# Term frequencies
Returns frequencies per term, sorted by descending frequency.
URL : /blacklab-server/<corpus-name>/termfreq
Method : GET
# Parameters
Parameter | Description |
---|---|
annotation | annotation to get term frequencies for. Default: main annotation (usually word ) |
sensitive | whether or not to list terms case/diacritics sensitively. If not (which is the default), capital letters and diacritics are ignored when counting frequencies, so Het , hét en het will be lumped together and the total reported as het . Default: false |
first | first result (0-based) to return. Use this to get a page of results from the total set. Default: 0 |
number | maximum number to return. Default: 20 .NOTE: this value is limited by the parameters.pageSize.max setting in blacklab-server.yaml . Pass -1 to get the maximum allowed. |
filter | Lucene Query Language (opens new window) document filter query |
terms | comma-separated list of terms for which to get the frequencies. Default: all terms |
NOTE: this operation always has to find the frequencies for all terms, even if it only needs to return one page.
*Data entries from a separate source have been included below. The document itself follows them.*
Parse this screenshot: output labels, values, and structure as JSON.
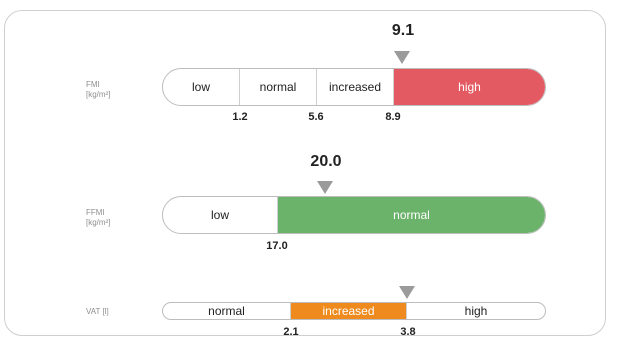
{
  "colors": {
    "high": "#e45a63",
    "normal": "#6bb26b",
    "increased": "#ef8b1e",
    "marker": "#9b9b9b",
    "border": "#cfcfcf"
  },
  "fmi": {
    "label_line1": "FMI",
    "label_line2": "[kg/m²]",
    "value": "9.1",
    "segments": [
      "low",
      "normal",
      "increased",
      "high"
    ],
    "thresholds": [
      "1.2",
      "5.6",
      "8.9"
    ]
  },
  "ffmi": {
    "label_line1": "FFMI",
    "label_line2": "[kg/m²]",
    "value": "20.0",
    "segments": [
      "low",
      "normal"
    ],
    "thresholds": [
      "17.0"
    ]
  },
  "vat": {
    "label": "VAT [l]",
    "segments": [
      "normal",
      "increased",
      "high"
    ],
    "thresholds": [
      "2.1",
      "3.8"
    ]
  }
}
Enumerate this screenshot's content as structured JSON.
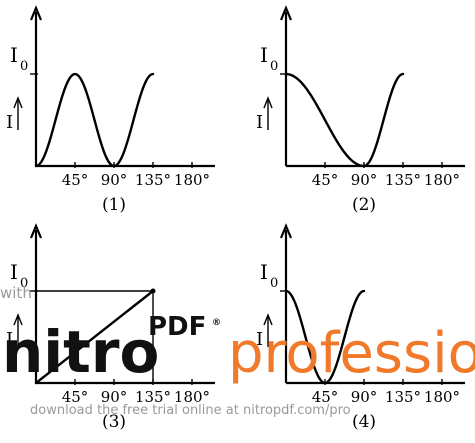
{
  "chart_data": [
    {
      "type": "line",
      "caption": "(1)",
      "ylabel": "I",
      "y_ref_label": "I",
      "y_ref_sub": "0",
      "x_ticks": [
        "45°",
        "90°",
        "135°",
        "180°"
      ],
      "xlim": [
        0,
        180
      ],
      "ylim": [
        0,
        1
      ],
      "x": [
        0,
        15,
        30,
        45,
        60,
        75,
        90,
        105,
        120,
        135
      ],
      "values": [
        0,
        0.25,
        0.75,
        1,
        0.75,
        0.25,
        0,
        0.25,
        0.75,
        1
      ]
    },
    {
      "type": "line",
      "caption": "(2)",
      "ylabel": "I",
      "y_ref_label": "I",
      "y_ref_sub": "0",
      "x_ticks": [
        "45°",
        "90°",
        "135°",
        "180°"
      ],
      "xlim": [
        0,
        180
      ],
      "ylim": [
        0,
        1
      ],
      "x": [
        0,
        15,
        30,
        45,
        60,
        75,
        90,
        105,
        120,
        135
      ],
      "values": [
        1,
        0.93,
        0.75,
        0.5,
        0.25,
        0.07,
        0,
        0.25,
        0.75,
        1
      ]
    },
    {
      "type": "line",
      "caption": "(3)",
      "ylabel": "I",
      "y_ref_label": "I",
      "y_ref_sub": "0",
      "x_ticks": [
        "45°",
        "90°",
        "135°",
        "180°"
      ],
      "xlim": [
        0,
        180
      ],
      "ylim": [
        0,
        1
      ],
      "x": [
        0,
        135
      ],
      "values": [
        0,
        1
      ]
    },
    {
      "type": "line",
      "caption": "(4)",
      "ylabel": "I",
      "y_ref_label": "I",
      "y_ref_sub": "0",
      "x_ticks": [
        "45°",
        "90°",
        "135°",
        "180°"
      ],
      "xlim": [
        0,
        180
      ],
      "ylim": [
        0,
        1
      ],
      "x": [
        0,
        15,
        30,
        45,
        60,
        75,
        90
      ],
      "values": [
        1,
        0.75,
        0.25,
        0,
        0.25,
        0.75,
        1
      ]
    }
  ],
  "watermark": {
    "with_text": "with",
    "nitro": "nitro",
    "pdf": "PDF",
    "reg": "®",
    "professional": "professio",
    "download_text": "download the free trial online at nitropdf.com/pro"
  }
}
Hence there is no waitfortotal
parameter like some other operations have (you always have to wait). Results
are cached though, so after the first page is returned, using multiple requests to page through the results should be fast.
# Success Response
Code : 200 OK
# Content examples
{
"termFreq": {
"en": 14221,
"de": 10540,
"dat": 9546,
"van": 9313,
"te": 6922,
"het": 6760,
"met": 5468,
"een": 5261,
"in": 5101,
"is": 5061,
"ik": 4784,
"mijn": 4649,
"niet": 4001,
"ick": 3773,
"als": 3724,
"ende": 3510,
"den": 3439,
"die": 3370,
"soo": 3215,
"op": 3083
}
}
# Notes
Regular grouped hits could be used as well and should be decently fast, thanks to an optimization that recognizes this type of query (patt
= any token ([]
), group by match) and uses a faster path. However, that operation uses the forward index to find term frequencies, whereas this one uses Lucene's term dictionary. We should test for any differences and if there are none (which there shouldn't be), always use the fastest implementation.
After that, we could consider removing this endpoint, or we could keep it for convenience and backwards compatibility.